I volontari alpini di Belluno sono a Gangi, dove si sono ritrovati a dover fronteggiare insieme agli operatori locali uno dei peggiori roghi degli ultimi anni. «Centinaia di ettari che sono andati a fuoco. È stato come uno tsunami, un terremoto»
Incendi, volontari dal Veneto per aiutare le Madonie Gli alpini: «A soccombere è sempre la povera gente»

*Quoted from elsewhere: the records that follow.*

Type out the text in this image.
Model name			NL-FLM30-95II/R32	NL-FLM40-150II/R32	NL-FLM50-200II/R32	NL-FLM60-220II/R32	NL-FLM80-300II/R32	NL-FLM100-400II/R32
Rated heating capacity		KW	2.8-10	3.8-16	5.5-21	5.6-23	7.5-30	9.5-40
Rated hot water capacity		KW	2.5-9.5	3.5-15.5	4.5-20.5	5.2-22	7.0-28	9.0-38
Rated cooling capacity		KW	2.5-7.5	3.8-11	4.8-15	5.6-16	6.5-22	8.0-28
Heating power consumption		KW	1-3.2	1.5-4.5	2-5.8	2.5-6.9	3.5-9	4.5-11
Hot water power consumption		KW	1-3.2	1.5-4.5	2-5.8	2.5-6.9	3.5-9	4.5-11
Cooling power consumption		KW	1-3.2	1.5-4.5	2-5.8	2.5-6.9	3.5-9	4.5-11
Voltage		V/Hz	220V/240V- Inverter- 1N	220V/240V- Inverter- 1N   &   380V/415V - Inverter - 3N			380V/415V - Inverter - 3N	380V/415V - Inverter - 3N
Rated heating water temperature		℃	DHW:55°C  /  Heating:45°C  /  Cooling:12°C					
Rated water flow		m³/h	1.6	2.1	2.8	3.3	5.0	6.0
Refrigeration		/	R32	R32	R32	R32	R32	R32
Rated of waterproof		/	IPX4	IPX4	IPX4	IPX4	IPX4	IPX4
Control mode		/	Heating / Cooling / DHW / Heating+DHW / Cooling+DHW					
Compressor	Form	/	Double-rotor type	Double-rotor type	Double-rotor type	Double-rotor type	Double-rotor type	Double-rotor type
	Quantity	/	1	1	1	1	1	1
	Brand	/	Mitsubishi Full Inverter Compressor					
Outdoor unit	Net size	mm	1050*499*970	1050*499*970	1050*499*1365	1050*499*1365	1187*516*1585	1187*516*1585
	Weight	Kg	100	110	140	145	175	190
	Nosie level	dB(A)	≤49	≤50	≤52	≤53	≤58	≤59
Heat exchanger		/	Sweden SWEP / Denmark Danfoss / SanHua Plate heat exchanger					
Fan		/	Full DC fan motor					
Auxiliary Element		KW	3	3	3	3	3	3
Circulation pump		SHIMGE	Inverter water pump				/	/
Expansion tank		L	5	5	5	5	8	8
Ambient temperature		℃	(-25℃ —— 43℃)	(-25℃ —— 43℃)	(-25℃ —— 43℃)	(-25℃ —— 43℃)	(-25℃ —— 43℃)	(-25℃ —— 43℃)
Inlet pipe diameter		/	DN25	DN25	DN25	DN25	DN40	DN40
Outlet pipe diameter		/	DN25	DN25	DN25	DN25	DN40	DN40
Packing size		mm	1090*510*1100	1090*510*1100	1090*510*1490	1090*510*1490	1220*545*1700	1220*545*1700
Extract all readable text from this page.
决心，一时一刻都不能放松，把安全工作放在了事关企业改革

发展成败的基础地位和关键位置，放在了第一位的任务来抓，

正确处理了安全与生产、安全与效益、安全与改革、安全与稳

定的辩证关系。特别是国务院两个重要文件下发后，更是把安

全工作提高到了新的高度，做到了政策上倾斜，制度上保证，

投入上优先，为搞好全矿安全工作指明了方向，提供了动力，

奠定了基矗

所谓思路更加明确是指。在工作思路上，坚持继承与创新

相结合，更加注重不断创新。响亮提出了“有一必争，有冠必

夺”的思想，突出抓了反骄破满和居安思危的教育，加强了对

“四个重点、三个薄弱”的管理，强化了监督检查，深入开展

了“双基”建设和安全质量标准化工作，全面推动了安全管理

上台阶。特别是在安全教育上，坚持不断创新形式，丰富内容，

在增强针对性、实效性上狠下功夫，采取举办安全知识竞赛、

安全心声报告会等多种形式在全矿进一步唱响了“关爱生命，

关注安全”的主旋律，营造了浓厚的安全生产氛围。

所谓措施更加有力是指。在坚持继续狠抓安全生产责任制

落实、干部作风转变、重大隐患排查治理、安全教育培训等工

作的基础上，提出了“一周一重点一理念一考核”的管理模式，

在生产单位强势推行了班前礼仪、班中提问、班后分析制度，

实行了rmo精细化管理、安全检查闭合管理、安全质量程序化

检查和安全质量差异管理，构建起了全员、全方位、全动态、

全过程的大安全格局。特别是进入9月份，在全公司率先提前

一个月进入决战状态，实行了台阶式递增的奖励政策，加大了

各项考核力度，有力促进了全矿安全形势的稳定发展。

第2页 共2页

«Ho una certa età e una certa esperienza, perché ho fatto per 28 anni il forestale in questo settore, ma un incendio così grande non l’avevo mai visto in vita mia». Parole di Bepi Poletti, volontario dell’Associazione nazionale alpini di Belluno, arrivato dal Veneto insieme alla sua squadra per aiutare ad affrontare gli incendi che in questi giorni stanno devastando le Madonie. «A nord in questo periodo dell’anno normalmente non ci sono particolari emergenze legate agli incendi boschivi – dice a MeridioNews – quindi siamo a disposizione. Non è una cosa rara, siamo stati in Liguria, Abruzzo, diversi anni in Puglia e adesso siamo a Gangi.
E nel Comune madonita i volontari alpini si sono trovati a dover fronteggiare uno dei roghi più impressionanti che il parco delle Madonie abbia registrato nella sua storia. «Tutto il territorio a Nord-Est del paese è stato colpito da un grossissimo incendio – prosegue – Siamo qui ad aiutare i volontari e le forze operanti per fare sì che non ci siano ripartenze e non venga distrutta la parte a Sud, Sud-Ovest. Vorrei farvi vedere quello che sto vedendo io: centinaia di ettari che sono andati a fuoco. È stato come uno tsunami, un terremoto». Uno scenario apocalittico, in cui i volontari veneti hanno lavorato fianco a fianco con gli operatori siciliani e i volontari del posto, ma quello che hanno potuto fare è stato solo cercare di limitare i danni. «Noi ci mettiamo a disposizione del modello organizzativo siciliano in raddoppio o rafforzo delle forze locali. Come catena di ingresso all’incendio partecipiamo sempre in parallelo ai volontari del luogo, anche perché conoscono il territorio e noi per forza di cose no. Ma in questo modo, se loro hanno forza uno, insieme abbiamo forza due, anche se con incendi di questo tipo e in queste condizioni non c’è bravura e numero di operatori che tenga».
Pochi dubbi sulle responsabilità del rogo, ma per Poletti ci sono anche altri importanti fattori. «L’idea che mi sono fatto è sempre la solita – spiega – ogni incendio che diventa così grande è comunque stato un piccolo incendio. Se non siamo in grado di controllare piccoli incendi i motivi ci sono: degrado ambientale, boschi non mantenuti, condizioni meteo, fanno sì che un focolaio aggredibile non diventi più controllabile». E sulla possibilità che dietro tutto ci sia la mano dell’uomo: «In una forma di colpa più o meno grave c’entra sempre la mano dell’uomo. È sempre un uomo che sbaglia: perché brucia delle stoppie, perché vuole pulire il territorio o che sbaglia perché vuole sbagliare».
Della Sicilia Poletti porterà con sé un ricordo agrodolce. «Abbiamo trovato un’ospitalità fenomenale – conclude – non ci manca niente e speriamo di essere stati utili. Devo essere però sincero, mi porto tanta amarezza, perché da quello che ho visto a soccombere è sempre la povera gente, quella che ha lavorato una vita per mettere su una fattoria. E se le cose non cambiano in maniera radicale penso che sarà sempre così».